Black holes blamed for super-charged cosmic rays
That's 'active galactic nuclei' to you, sonny
You've always suspected it*, and now some properly clever boffins think they've found the data to prove it. Yes, a rare breed of supermassive black hole, otherwise known as active galactic nuclei, are the most likely source of the super-charged cosmic rays that batter our tiny planet from time to time.
The particles zip through space at just a shave away from the speed of light, carrying astonishing amounts of energy, roughly 100 million times that of the most energetic particle ever created in an accelerator on Earth. The challenge facing scientists was to find a way that a particle could become imbued with such huge energies.
They don't hit us very often, relative to their less energetic cousins, with roughly one particle per square kilometre, per century hitting the planet, Scientific American reports.

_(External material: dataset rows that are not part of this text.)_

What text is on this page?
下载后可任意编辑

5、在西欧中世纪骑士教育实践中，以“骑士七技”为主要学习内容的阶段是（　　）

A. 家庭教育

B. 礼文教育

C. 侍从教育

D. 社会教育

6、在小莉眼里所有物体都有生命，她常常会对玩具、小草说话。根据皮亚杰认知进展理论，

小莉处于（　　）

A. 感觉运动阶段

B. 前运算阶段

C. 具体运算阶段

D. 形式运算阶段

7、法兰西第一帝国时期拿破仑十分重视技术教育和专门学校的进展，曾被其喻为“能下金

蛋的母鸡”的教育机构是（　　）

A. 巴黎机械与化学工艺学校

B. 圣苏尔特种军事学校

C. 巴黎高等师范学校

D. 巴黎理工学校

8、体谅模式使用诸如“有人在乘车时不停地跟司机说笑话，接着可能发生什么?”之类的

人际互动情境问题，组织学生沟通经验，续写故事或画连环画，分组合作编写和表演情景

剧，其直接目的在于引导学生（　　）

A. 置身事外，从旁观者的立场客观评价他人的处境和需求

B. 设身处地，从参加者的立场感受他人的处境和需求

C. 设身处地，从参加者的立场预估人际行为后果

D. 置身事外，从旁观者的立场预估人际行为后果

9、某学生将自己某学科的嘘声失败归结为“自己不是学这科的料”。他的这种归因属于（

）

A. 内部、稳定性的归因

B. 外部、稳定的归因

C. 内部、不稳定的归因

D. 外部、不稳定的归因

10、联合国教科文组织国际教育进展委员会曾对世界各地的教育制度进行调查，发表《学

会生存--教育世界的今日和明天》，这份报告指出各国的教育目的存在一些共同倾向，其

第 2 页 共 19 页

Reports of the research variously have the rays striking our upper atmosphere with the force of a fast pitch baseball (whatever that might be...), the energy of a nicely hit tennis ball, or the punch of a rifle shot. (That's all very well, but what is it in Norrises, right?)

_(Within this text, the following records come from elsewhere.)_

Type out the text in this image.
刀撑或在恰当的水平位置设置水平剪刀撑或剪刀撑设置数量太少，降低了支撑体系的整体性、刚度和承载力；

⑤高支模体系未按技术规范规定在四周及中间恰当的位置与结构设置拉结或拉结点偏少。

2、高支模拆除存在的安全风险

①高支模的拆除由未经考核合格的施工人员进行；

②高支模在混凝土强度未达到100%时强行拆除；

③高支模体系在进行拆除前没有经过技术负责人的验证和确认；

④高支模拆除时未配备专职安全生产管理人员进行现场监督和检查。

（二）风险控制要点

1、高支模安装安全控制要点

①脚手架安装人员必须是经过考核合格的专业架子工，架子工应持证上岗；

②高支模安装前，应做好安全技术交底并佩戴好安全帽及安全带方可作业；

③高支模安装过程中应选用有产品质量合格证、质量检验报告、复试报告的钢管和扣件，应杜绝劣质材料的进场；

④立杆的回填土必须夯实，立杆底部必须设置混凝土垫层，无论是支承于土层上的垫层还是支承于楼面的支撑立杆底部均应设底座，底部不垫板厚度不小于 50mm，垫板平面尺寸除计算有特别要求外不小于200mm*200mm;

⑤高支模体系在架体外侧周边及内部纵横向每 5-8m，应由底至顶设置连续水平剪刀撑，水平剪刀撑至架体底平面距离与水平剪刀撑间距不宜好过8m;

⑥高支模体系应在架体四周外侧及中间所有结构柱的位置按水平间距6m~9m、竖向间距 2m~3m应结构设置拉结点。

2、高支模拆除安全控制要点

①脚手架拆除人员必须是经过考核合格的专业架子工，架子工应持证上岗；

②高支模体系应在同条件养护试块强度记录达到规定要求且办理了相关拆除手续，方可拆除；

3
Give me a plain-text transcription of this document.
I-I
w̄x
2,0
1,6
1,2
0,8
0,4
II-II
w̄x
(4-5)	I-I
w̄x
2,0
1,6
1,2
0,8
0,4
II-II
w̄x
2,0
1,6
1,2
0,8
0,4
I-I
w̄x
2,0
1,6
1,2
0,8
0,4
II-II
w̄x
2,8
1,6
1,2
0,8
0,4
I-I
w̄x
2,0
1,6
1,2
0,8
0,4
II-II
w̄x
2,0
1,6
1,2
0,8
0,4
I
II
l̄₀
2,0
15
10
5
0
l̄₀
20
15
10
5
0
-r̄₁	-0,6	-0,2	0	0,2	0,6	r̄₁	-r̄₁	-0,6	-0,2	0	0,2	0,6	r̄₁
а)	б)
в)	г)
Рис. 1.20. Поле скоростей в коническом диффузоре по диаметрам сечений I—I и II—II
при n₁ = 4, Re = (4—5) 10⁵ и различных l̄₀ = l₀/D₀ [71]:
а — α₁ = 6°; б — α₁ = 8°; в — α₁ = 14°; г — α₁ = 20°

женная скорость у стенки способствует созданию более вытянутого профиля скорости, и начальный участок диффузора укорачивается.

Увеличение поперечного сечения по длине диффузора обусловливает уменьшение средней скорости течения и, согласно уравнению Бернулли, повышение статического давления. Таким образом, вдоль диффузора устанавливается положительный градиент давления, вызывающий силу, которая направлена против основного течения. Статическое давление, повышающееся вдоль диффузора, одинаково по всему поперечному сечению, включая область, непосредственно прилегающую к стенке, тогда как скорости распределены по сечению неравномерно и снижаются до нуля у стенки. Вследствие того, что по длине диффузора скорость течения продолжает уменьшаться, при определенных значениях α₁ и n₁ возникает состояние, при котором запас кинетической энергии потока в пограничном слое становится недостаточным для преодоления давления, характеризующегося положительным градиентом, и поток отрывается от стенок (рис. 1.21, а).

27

A group called the Pierre Auger Collaboration, composed of almost 400 scientists from 17 countries, says it has now found evidence that points the finger at the supermassive black holes that lie at the centre of some galaxies.

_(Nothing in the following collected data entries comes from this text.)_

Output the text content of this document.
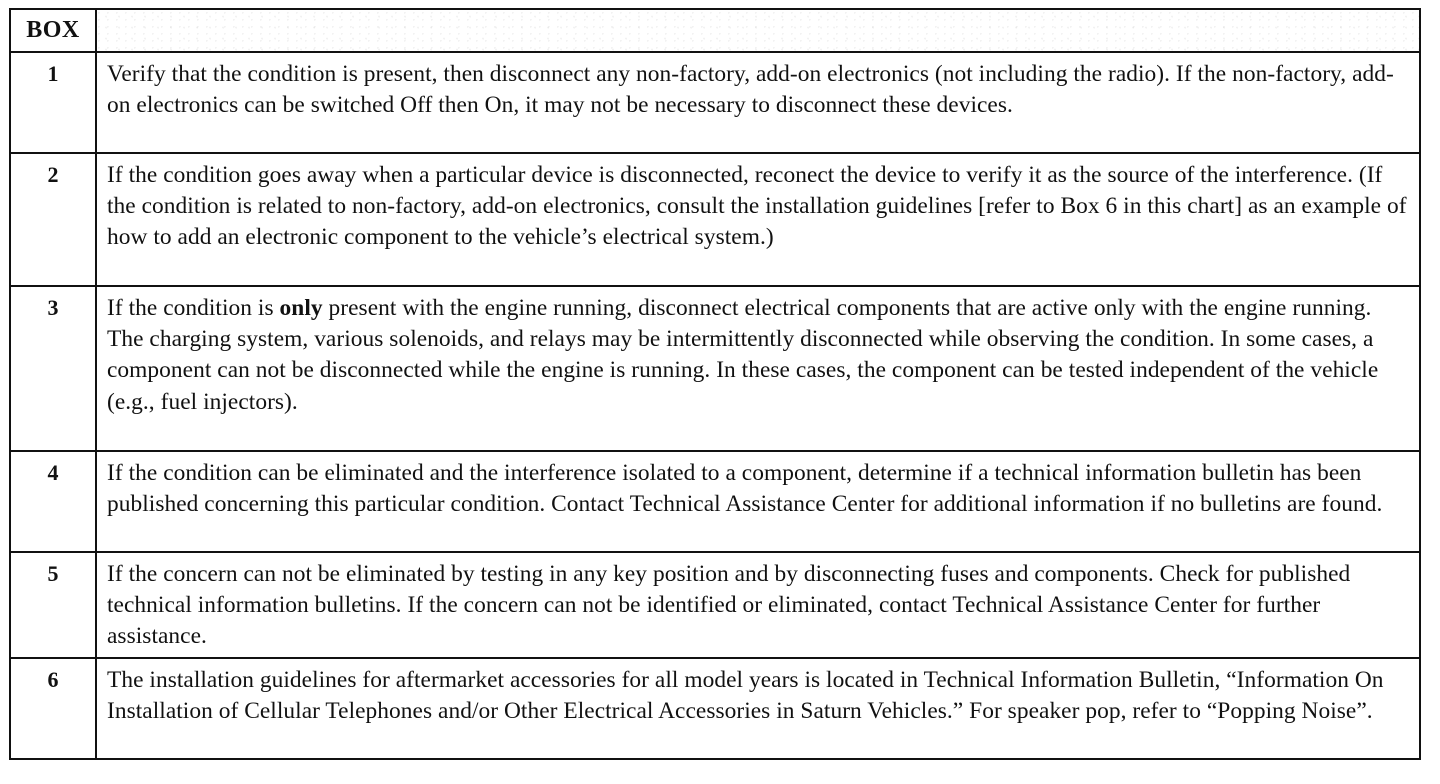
BOX	
1	Verify that the condition is present, then disconnect any non-factory, add-on electronics (not including the radio). If the non-factory, add-on electronics can be switched Off then On, it may not be necessary to disconnect these devices.
2	If the condition goes away when a particular device is disconnected, reconect the device to verify it as the source of the interference. (If the condition is related to non-factory, add-on electronics, consult the installation guidelines [refer to Box 6 in this chart] as an example of how to add an electronic component to the vehicle’s electrical system.)
3	If the condition is only present with the engine running, disconnect electrical components that are active only with the engine running. The charging system, various solenoids, and relays may be intermittently disconnected while observing the condition. In some cases, a component can not be disconnected while the engine is running. In these cases, the component can be tested independent of the vehicle (e.g., fuel injectors).
4	If the condition can be eliminated and the interference isolated to a component, determine if a technical information bulletin has been published concerning this particular condition. Contact Technical Assistance Center for additional information if no bulletins are found.
5	If the concern can not be eliminated by testing in any key position and by disconnecting fuses and components. Check for published technical information bulletins. If the concern can not be identified or eliminated, contact Technical Assistance Center for further assistance.
6	The installation guidelines for aftermarket accessories for all model years is located in Technical Information Bulletin, “Information On Installation of Cellular Telephones and/or Other Electrical Accessories in Saturn Vehicles.” For speaker pop, refer to “Popping Noise”.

The researchers used a network of 1,400 particle detectors spread over an area of 1,200 square miles (0.144 times the size of Wales, in Register standard units), along with 24 ground based telescopes scattered across western Argentina.
The size of the observation grid has allowed the team to catch plenty of the rare rays in the act, and track them back to their sources. Of the millions of rays that flew into our planet since the grid went online in 2004, 77 qualified as super-charged. Of these, the 27 most energetic were traced back to areas of the sky with active galactic nuclei.
James Cronin, a Nobel-prize winning physicist at the University of Chicago and the co-founder of the Auger observatory told the New York Times: "The age of cosmic-ray astronomy has arrived. We're only just getting started."
The work is published in the current issue of Science. ®
*What do you mean, you never gave it a moment's thought?